Abstract
Introduction: In primates, sustained spatial attention causes significant increases in single-unit firing rates in areas such as V4 but similar increases are hard to measure in V1. Paradoxically, fMRI measurements of spatial attentional modulation show strong responses in all visual areas, including V1. These fMRI changes are either purely additive [1] or a mixture of additive and multiplicative mechanisms [2]. It is suggested that attention increases the baseline firing rates or presynaptic activity of all neurons in the attended region irrespective of their tuning [1]. Such a change might be undetectable at the single unit level, but generate a large DC increase in metabolic demand, affecting the fMRI signal. To test this hypothesis, we measured the effect of spatial attention on steady state visually-evoked potentials (SSVEPs) in five retinotopically-defined visual areas using source-imaged EEG.
Methods: SSVEP stimuli consisted of two gratings at 0, 5, 20 or 50% contrast located to the left and right of fixation. Subjects were cued to covertly attend one of the two gratings, detecting small contrast modulations in the grating. Performance was ˜50% correct on all conditions. EEG data were collected with a whole-head, 128-channel EGI Netstation system, and the locations of all electrodes were recorded using a 3D digitizer. Minimum-norm inverses were computed using anatomically-correct headmodels [3]. The time course of the cortical current density was extracted from fMRI-defined visual areas V1, V3A, V4, hMT+ and intraparietal sulcus (IPS). Spectral analysis was used to separate the responses to the two stimulus gratings in all visual areas.
Results: Attention increases the response gain in V1, V3A, hMT+ and IPS, and the contrast gain for V4. Signal-detection analysis reveals a higher response for detected, than for missed targets in areas displaying response gain only.
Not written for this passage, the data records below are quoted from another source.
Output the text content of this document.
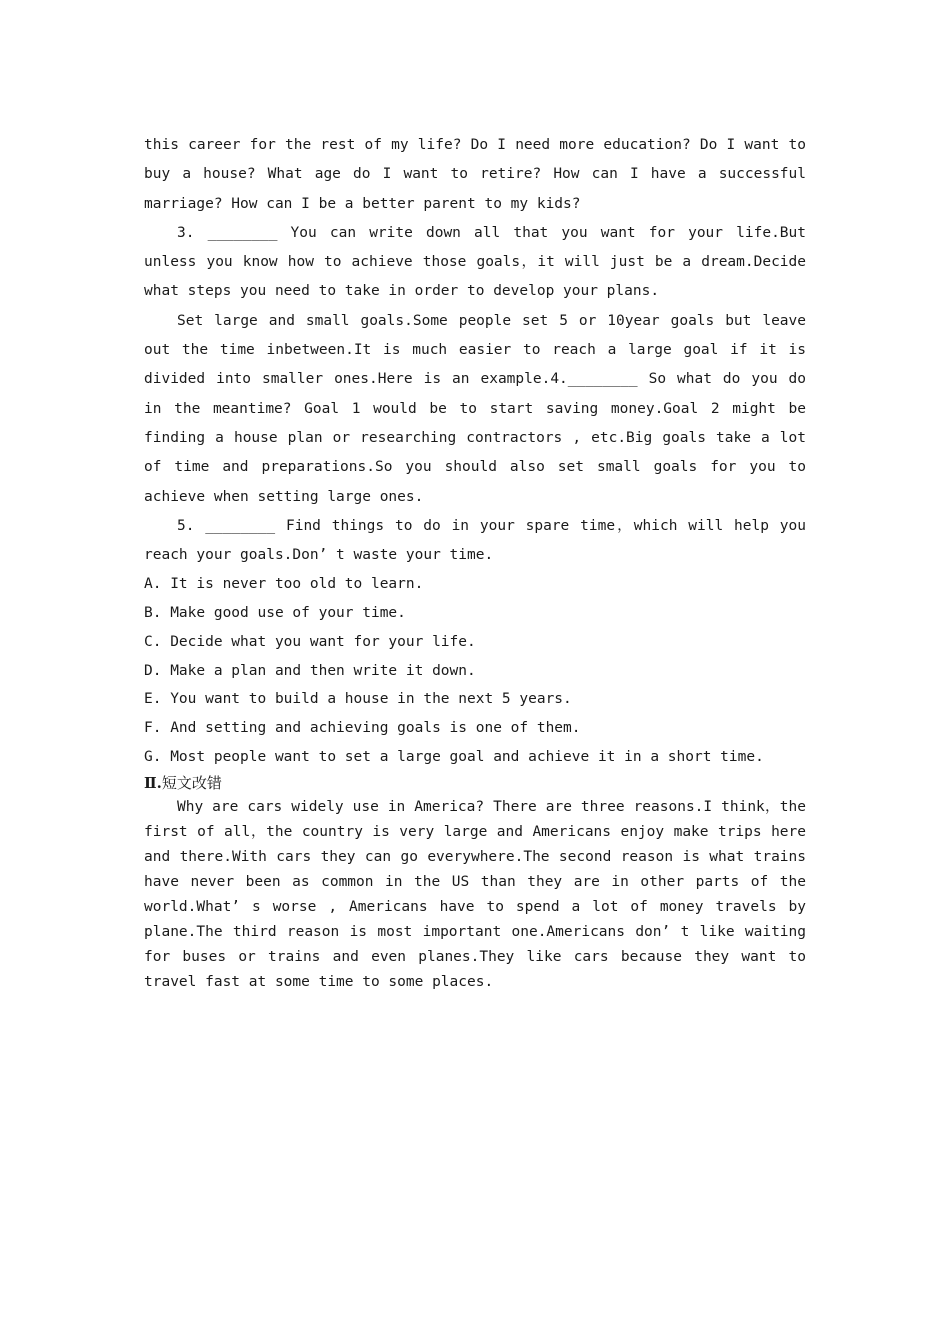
this career for the rest of my life? Do I need more education? Do I want to buy a house? What age do I want to retire? How can I have a successful marriage? How can I be a better parent to my kids?

3. ________ You can write down all that you want for your life.But unless you know how to achieve those goals，it will just be a dream.Decide what steps you need to take in order to develop your plans.

Set large and small goals.Some people set 5 or 10year goals but leave out the time inbetween.It is much easier to reach a large goal if it is divided into smaller ones.Here is an example.4.________ So what do you do in the meantime? Goal 1 would be to start saving money.Goal 2 might be finding a house plan or researching contractors , etc.Big goals take a lot of time and preparations.So you should also set small goals for you to achieve when setting large ones.

5. ________ Find things to do in your spare time，which will help you reach your goals.Don’ t waste your time.

A. It is never too old to learn.
B. Make good use of your time.
C. Decide what you want for your life.
D. Make a plan and then write it down.
E. You want to build a house in the next 5 years.
F. And setting and achieving goals is one of them.
G. Most people want to set a large goal and achieve it in a short time.
Ⅱ.短文改错

Why are cars widely use in America? There are three reasons.I think，the first of all，the country is very large and Americans enjoy make trips here and there.With cars they can go everywhere.The second reason is what trains have never been as common in the US than they are in other parts of the world.What’ s worse , Americans have to spend a lot of money travels by plane.The third reason is most important one.Americans don’ t like waiting for buses or trains and even planes.They like cars because they want to travel fast at some time to some places.
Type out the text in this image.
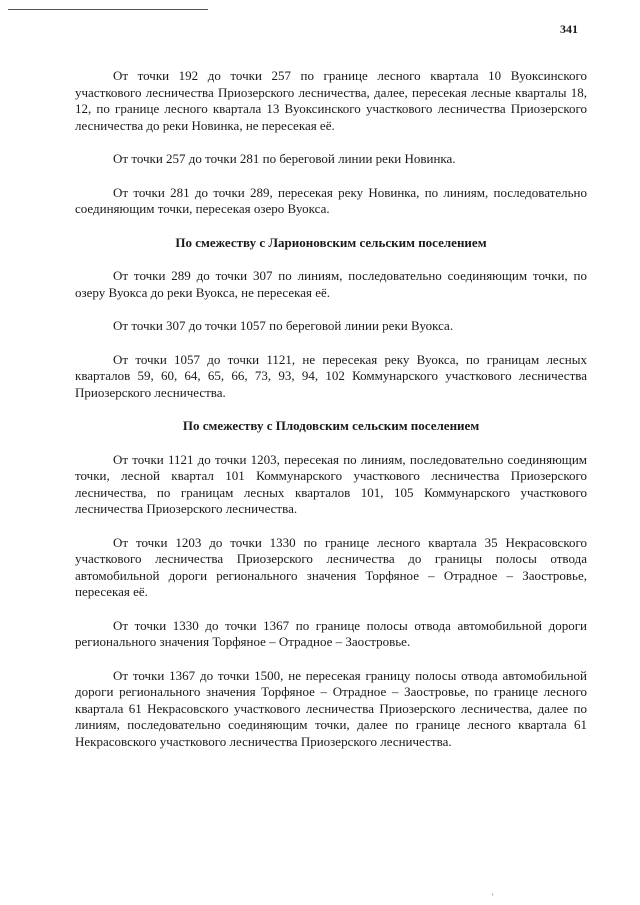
341

От точки 192 до точки 257 по границе лесного квартала 10 Вуоксинского участкового лесничества Приозерского лесничества, далее, пересекая лесные кварталы 18, 12, по границе лесного квартала 13 Вуоксинского участкового лесничества Приозерского лесничества до реки Новинка, не пересекая её.

От точки 257 до точки 281 по береговой линии реки Новинка.

От точки 281 до точки 289, пересекая реку Новинка, по линиям, последовательно соединяющим точки, пересекая озеро Вуокса.

По смежеству с Ларионовским сельским поселением

От точки 289 до точки 307 по линиям, последовательно соединяющим точки, по озеру Вуокса до реки Вуокса, не пересекая её.

От точки 307 до точки 1057 по береговой линии реки Вуокса.

От точки 1057 до точки 1121, не пересекая реку Вуокса, по границам лесных кварталов 59, 60, 64, 65, 66, 73, 93, 94, 102 Коммунарского участкового лесничества Приозерского лесничества.

По смежеству с Плодовским сельским поселением

От точки 1121 до точки 1203, пересекая по линиям, последовательно соединяющим точки, лесной квартал 101 Коммунарского участкового лесничества Приозерского лесничества, по границам лесных кварталов 101, 105 Коммунарского участкового лесничества Приозерского лесничества.

От точки 1203 до точки 1330 по границе лесного квартала 35 Некрасовского участкового лесничества Приозерского лесничества до границы полосы отвода автомобильной дороги регионального значения Торфяное – Отрадное – Заостровье, пересекая её.

От точки 1330 до точки 1367 по границе полосы отвода автомобильной дороги регионального значения Торфяное – Отрадное – Заостровье.

От точки 1367 до точки 1500, не пересекая границу полосы отвода автомобильной дороги регионального значения Торфяное – Отрадное – Заостровье, по границе лесного квартала 61 Некрасовского участкового лесничества Приозерского лесничества, далее по линиям, последовательно соединяющим точки, далее по границе лесного квартала 61 Некрасовского участкового лесничества Приозерского лесничества.

'
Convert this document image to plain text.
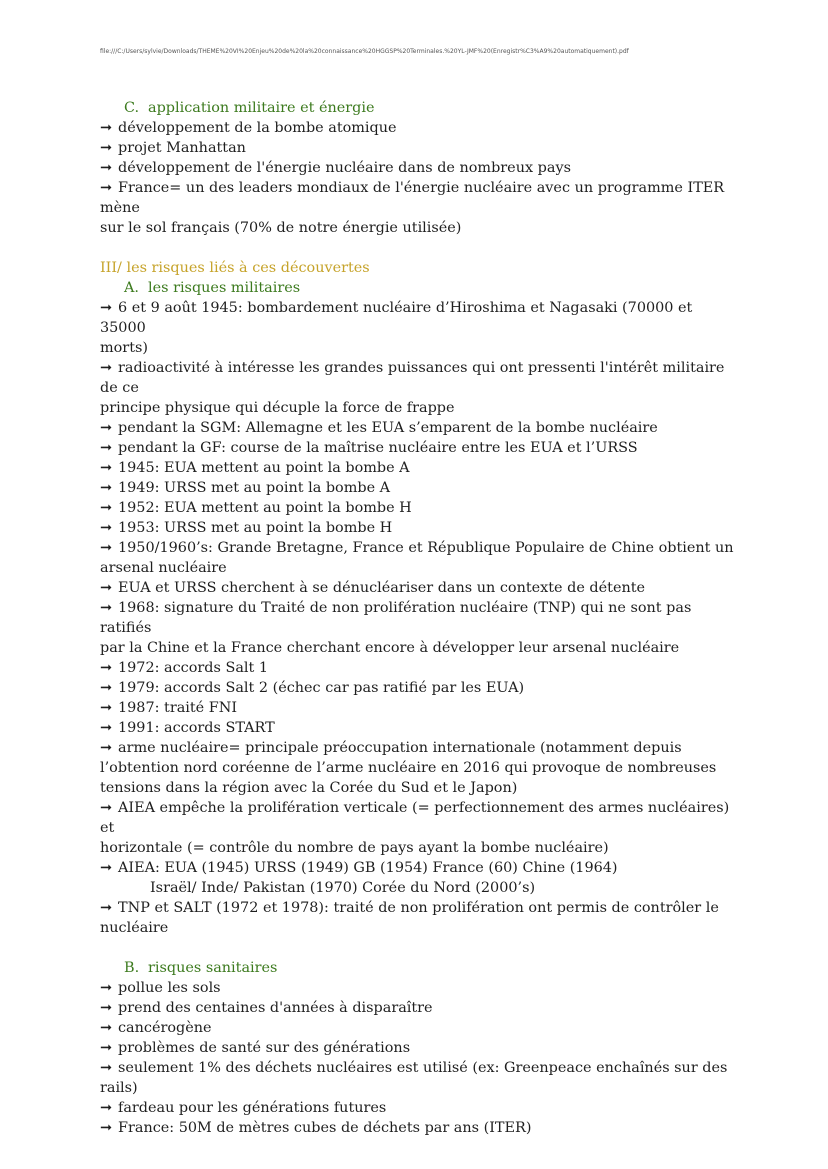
file:///C:/Users/sylvie/Downloads/THEME%20VI%20Enjeu%20de%20la%20connaissance%20HGGSP%20Terminales.%20YL-JMF%20(Enregistr%C3%A9%20automatiquement).pdf

C. application militaire et énergie

➞ développement de la bombe atomique

➞ projet Manhattan

➞ développement de l'énergie nucléaire dans de nombreux pays

➞ France= un des leaders mondiaux de l'énergie nucléaire avec un programme ITER mène

sur le sol français (70% de notre énergie utilisée)

III/ les risques liés à ces découvertes

A. les risques militaires

➞ 6 et 9 août 1945: bombardement nucléaire d’Hiroshima et Nagasaki (70000 et 35000

morts)

➞ radioactivité à intéresse les grandes puissances qui ont pressenti l'intérêt militaire de ce

principe physique qui décuple la force de frappe

➞ pendant la SGM: Allemagne et les EUA s’emparent de la bombe nucléaire

➞ pendant la GF: course de la maîtrise nucléaire entre les EUA et l’URSS

➞ 1945: EUA mettent au point la bombe A

➞ 1949: URSS met au point la bombe A

➞ 1952: EUA mettent au point la bombe H

➞ 1953: URSS met au point la bombe H

➞ 1950/1960’s: Grande Bretagne, France et République Populaire de Chine obtient un

arsenal nucléaire

➞ EUA et URSS cherchent à se dénucléariser dans un contexte de détente

➞ 1968: signature du Traité de non prolifération nucléaire (TNP) qui ne sont pas ratifiés

par la Chine et la France cherchant encore à développer leur arsenal nucléaire

➞ 1972: accords Salt 1

➞ 1979: accords Salt 2 (échec car pas ratifié par les EUA)

➞ 1987: traité FNI

➞ 1991: accords START

➞ arme nucléaire= principale préoccupation internationale (notamment depuis

l’obtention nord coréenne de l’arme nucléaire en 2016 qui provoque de nombreuses

tensions dans la région avec la Corée du Sud et le Japon)

➞ AIEA empêche la prolifération verticale (= perfectionnement des armes nucléaires) et

horizontale (= contrôle du nombre de pays ayant la bombe nucléaire)

➞ AIEA: EUA (1945) URSS (1949) GB (1954) France (60) Chine (1964)

Israël/ Inde/ Pakistan (1970) Corée du Nord (2000’s)

➞ TNP et SALT (1972 et 1978): traité de non prolifération ont permis de contrôler le

nucléaire

B. risques sanitaires

➞ pollue les sols

➞ prend des centaines d'années à disparaître

➞ cancérogène

➞ problèmes de santé sur des générations

➞ seulement 1% des déchets nucléaires est utilisé (ex: Greenpeace enchaînés sur des rails)

➞ fardeau pour les générations futures

➞ France: 50M de mètres cubes de déchets par ans (ITER)
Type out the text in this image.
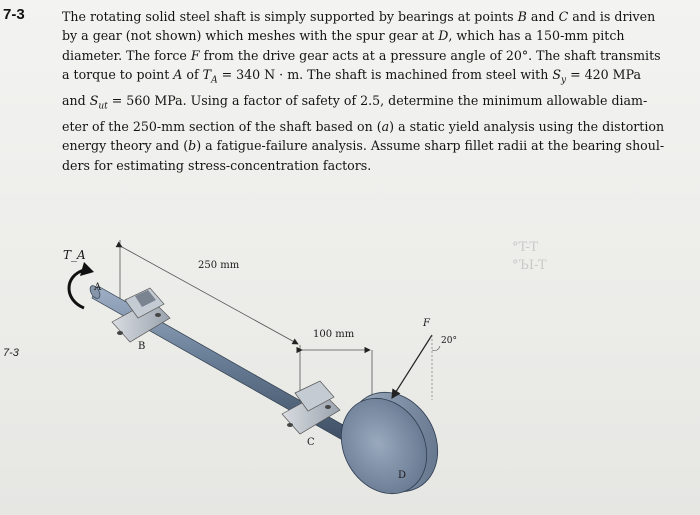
7-3	The rotating solid steel shaft is simply supported by bearings at points B and C and is driven
by a gear (not shown) which meshes with the spur gear at D, which has a 150-mm pitch
diameter. The force F from the drive gear acts at a pressure angle of 20°. The shaft transmits
a torque to point A of $T_A = 340$ N · m. The shaft is machined from steel with $S_y = 420$ MPa
and $S_{ut} = 560$ MPa. Using a factor of safety of 2.5, determine the minimum allowable diam-
eter of the 250-mm section of the shaft based on (a) a static yield analysis using the distortion
energy theory and (b) a fatigue-failure analysis. Assume sharp fillet radii at the bearing shoul-
ders for estimating stress-concentration factors.
°T-T
°ЪI-T
7-3
T_A
A
B
C
D
F
250 mm
100 mm
20°
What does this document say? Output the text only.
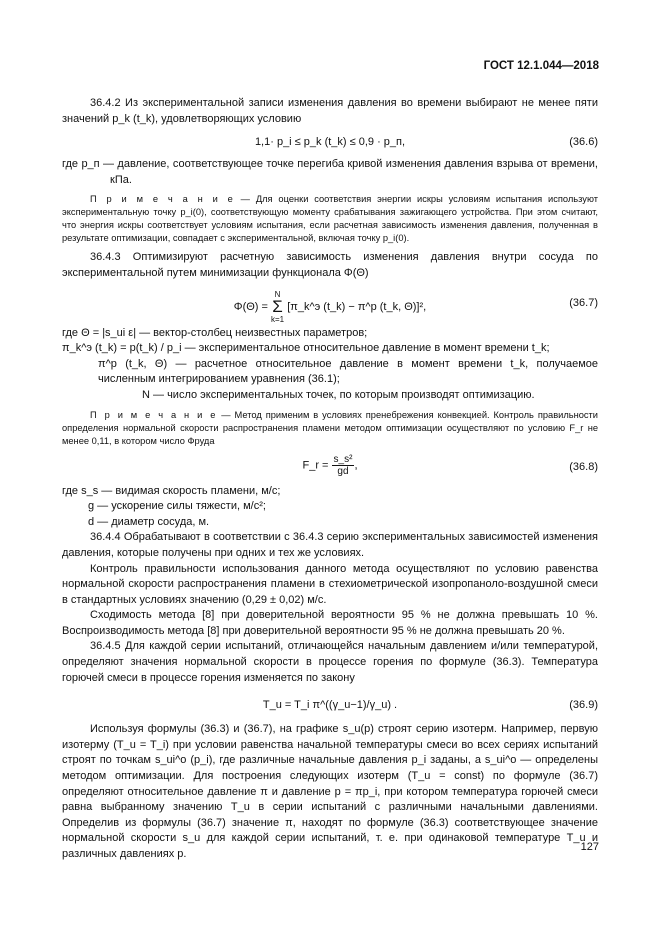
ГОСТ 12.1.044—2018

36.4.2 Из экспериментальной записи изменения давления во времени выбирают не менее пяти значений p_k (t_k), удовлетворяющих условию

1,1· p_i ≤ p_k (t_k) ≤ 0,9 · p_п,	(36.6)

где p_п — давление, соответствующее точке перегиба кривой изменения давления взрыва от времени, кПа.

П р и м е ч а н и е — Для оценки соответствия энергии искры условиям испытания используют экспериментальную точку p_i(0), соответствующую моменту срабатывания зажигающего устройства. При этом считают, что энергия искры соответствует условиям испытания, если расчетная зависимость изменения давления, полученная в результате оптимизации, совпадает с экспериментальной, включая точку p_i(0).

36.4.3 Оптимизируют расчетную зависимость изменения давления внутри сосуда по экспериментальной путем минимизации функционала Φ(Θ)

Φ(Θ) = N
Σ
k=1 [π_k^э (t_k) − π^р (t_k, Θ)]²,	(36.7)

где Θ = |s_ui ε| — вектор-столбец неизвестных параметров;

π_k^э (t_k) = p(t_k) / p_i — экспериментальное относительное давление в момент времени t_k;

π^р (t_k, Θ) — расчетное относительное давление в момент времени t_k, получаемое численным интегрированием уравнения (36.1);

N — число экспериментальных точек, по которым производят оптимизацию.

П р и м е ч а н и е — Метод применим в условиях пренебрежения конвекцией. Контроль правильности определения нормальной скорости распространения пламени методом оптимизации осуществляют по условию F_r не менее 0,11, в котором число Фруда

F_r = $\frac{\text{s\_s²}}{gd}$ ,	(36.8)

где s_s — видимая скорость пламени, м/с;

g — ускорение силы тяжести, м/с²;

d — диаметр сосуда, м.

36.4.4 Обрабатывают в соответствии с 36.4.3 серию экспериментальных зависимостей изменения давления, которые получены при одних и тех же условиях.

Контроль правильности использования данного метода осуществляют по условию равенства нормальной скорости распространения пламени в стехиометрической изопропаноло-воздушной смеси в стандартных условиях значению (0,29 ± 0,02) м/с.

Сходимость метода [8] при доверительной вероятности 95 % не должна превышать 10 %. Воспроизводимость метода [8] при доверительной вероятности 95 % не должна превышать 20 %.

36.4.5 Для каждой серии испытаний, отличающейся начальным давлением и/или температурой, определяют значения нормальной скорости в процессе горения по формуле (36.3). Температура горючей смеси в процессе горения изменяется по закону

T_u = T_i π^((γ_u−1)/γ_u) .	(36.9)

Используя формулы (36.3) и (36.7), на графике s_u(p) строят серию изотерм. Например, первую изотерму (T_u = T_i) при условии равенства начальной температуры смеси во всех сериях испытаний строят по точкам s_ui^o (p_i), где различные начальные давления p_i заданы, а s_ui^o — определены методом оптимизации. Для построения следующих изотерм (T_u = const) по формуле (36.7) определяют относительное давление π и давление p = πp_i, при котором температура горючей смеси равна выбранному значению T_u в серии испытаний с различными начальными давлениями. Определив из формулы (36.7) значение π, находят по формуле (36.3) соответствующее значение нормальной скорости s_u для каждой серии испытаний, т. е. при одинаковой температуре T_u и различных давлениях p.

127
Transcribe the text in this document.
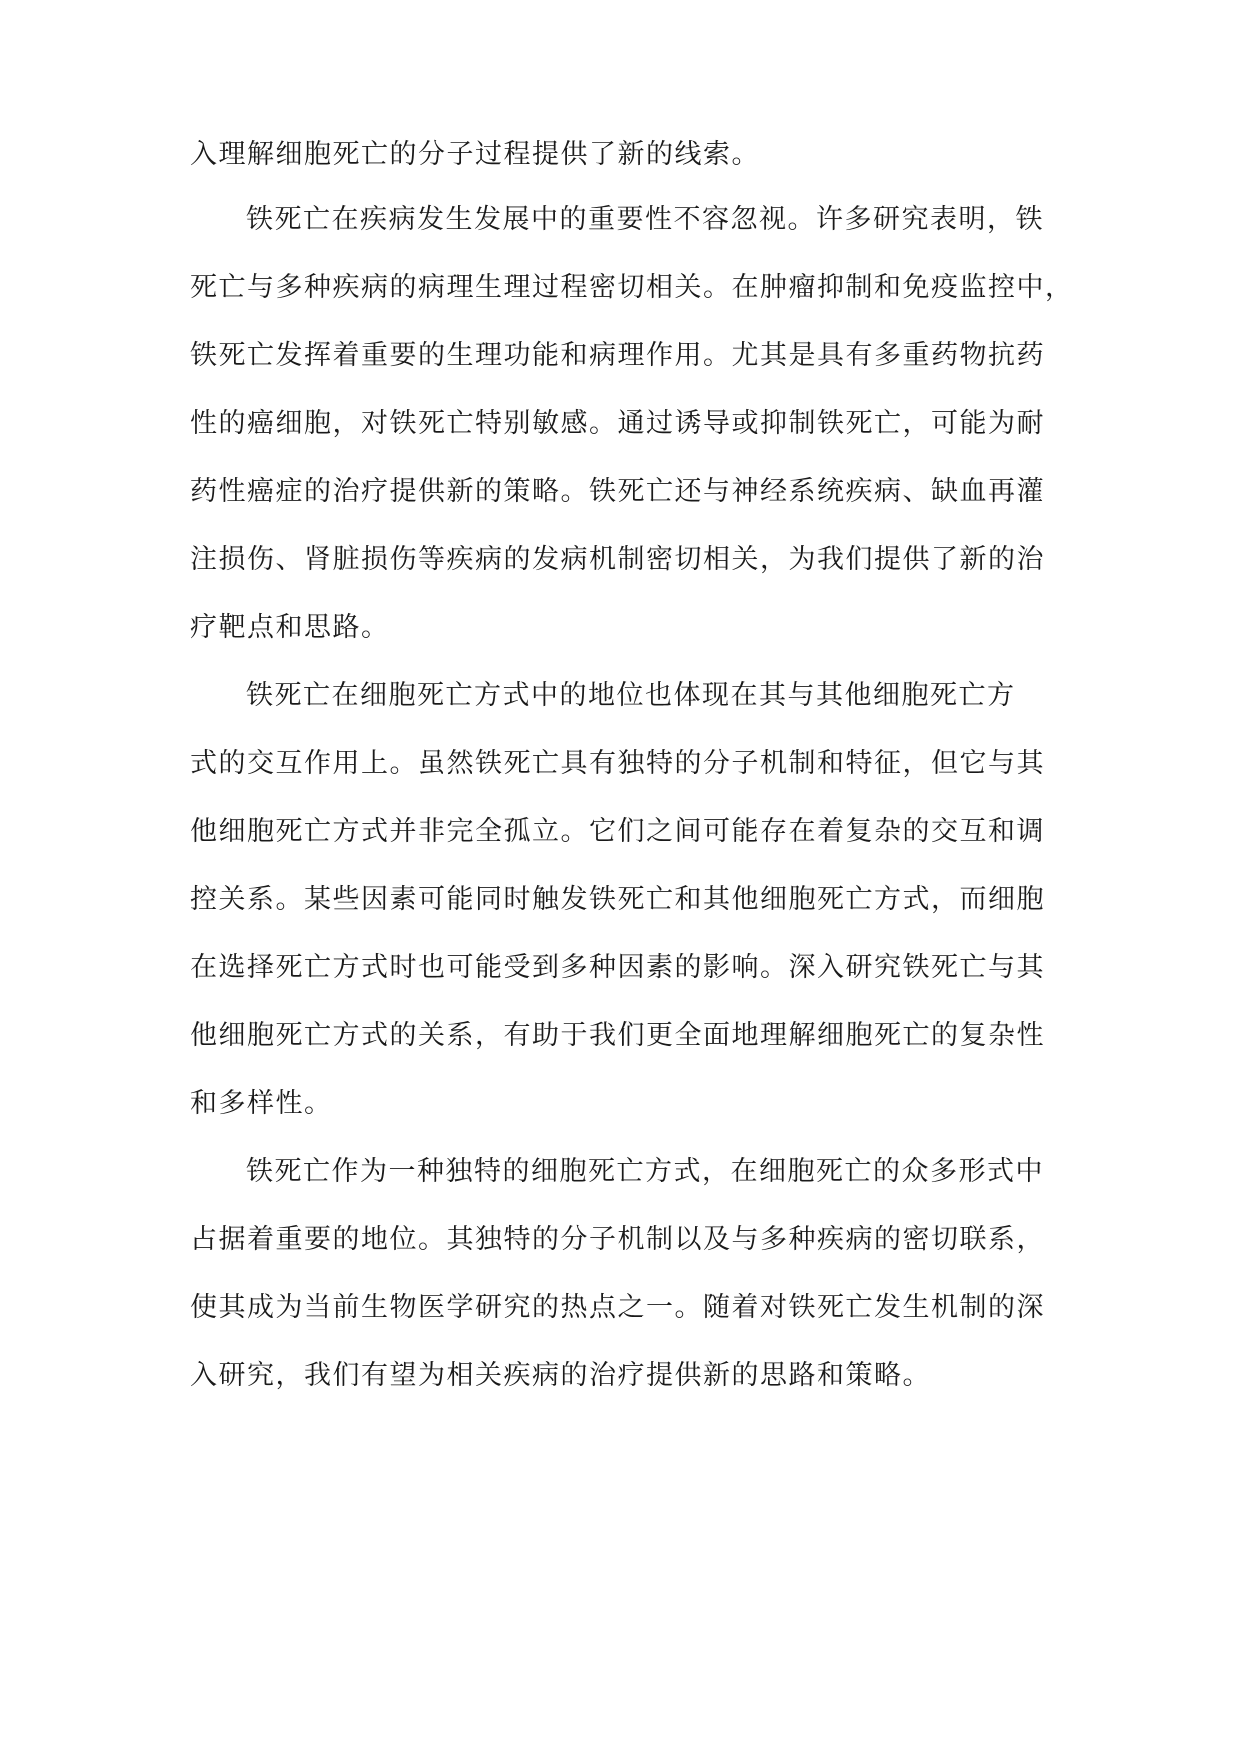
入理解细胞死亡的分子过程提供了新的线索。
铁死亡在疾病发生发展中的重要性不容忽视。许多研究表明，铁
死亡与多种疾病的病理生理过程密切相关。在肿瘤抑制和免疫监控中，
铁死亡发挥着重要的生理功能和病理作用。尤其是具有多重药物抗药
性的癌细胞，对铁死亡特别敏感。通过诱导或抑制铁死亡，可能为耐
药性癌症的治疗提供新的策略。铁死亡还与神经系统疾病、缺血再灌
注损伤、肾脏损伤等疾病的发病机制密切相关，为我们提供了新的治
疗靶点和思路。
铁死亡在细胞死亡方式中的地位也体现在其与其他细胞死亡方
式的交互作用上。虽然铁死亡具有独特的分子机制和特征，但它与其
他细胞死亡方式并非完全孤立。它们之间可能存在着复杂的交互和调
控关系。某些因素可能同时触发铁死亡和其他细胞死亡方式，而细胞
在选择死亡方式时也可能受到多种因素的影响。深入研究铁死亡与其
他细胞死亡方式的关系，有助于我们更全面地理解细胞死亡的复杂性
和多样性。
铁死亡作为一种独特的细胞死亡方式，在细胞死亡的众多形式中
占据着重要的地位。其独特的分子机制以及与多种疾病的密切联系，
使其成为当前生物医学研究的热点之一。随着对铁死亡发生机制的深
入研究，我们有望为相关疾病的治疗提供新的思路和策略。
Conclusion: Attention modulates SSVEPs by a multiplicative, rather than an additive gain function, in all areas. The discrepancies between primate and Human could be due to neural differences in the different spieces, and that attention does not modulate neural signals in primates in as early levels of visual processing as in Humans. A more likely explanation is that EEG/fMRI measures averages over the entire cell population and electrode recordings target specific subgroups of neurons or laminar structures. Other neuronal populations will then respond more similar to the Human results.
Refereces:
[1]
BuracasG.T.BoyntonG.M.(2007). The effect of spatial attention on contrast response functions in human visual cortex. J. Neurosci. 27:93–97.
[2]
LiX.LuZ.TjanB.S.DosherB.A.ChuW.(2008). Blood oxygenation level-dependent contrast response functions identify mechanisms of covert attention in early visual areas. Proc. Natl. Acad. Sci. USA, 105:6202–6207.
[3]
HämäläinenM.S.IlmoniemiR.J.(1994). Interpreting magnetic fields of the brain: minimum norm estimates. Med. Biol. Eng. Comput. 32:35–42.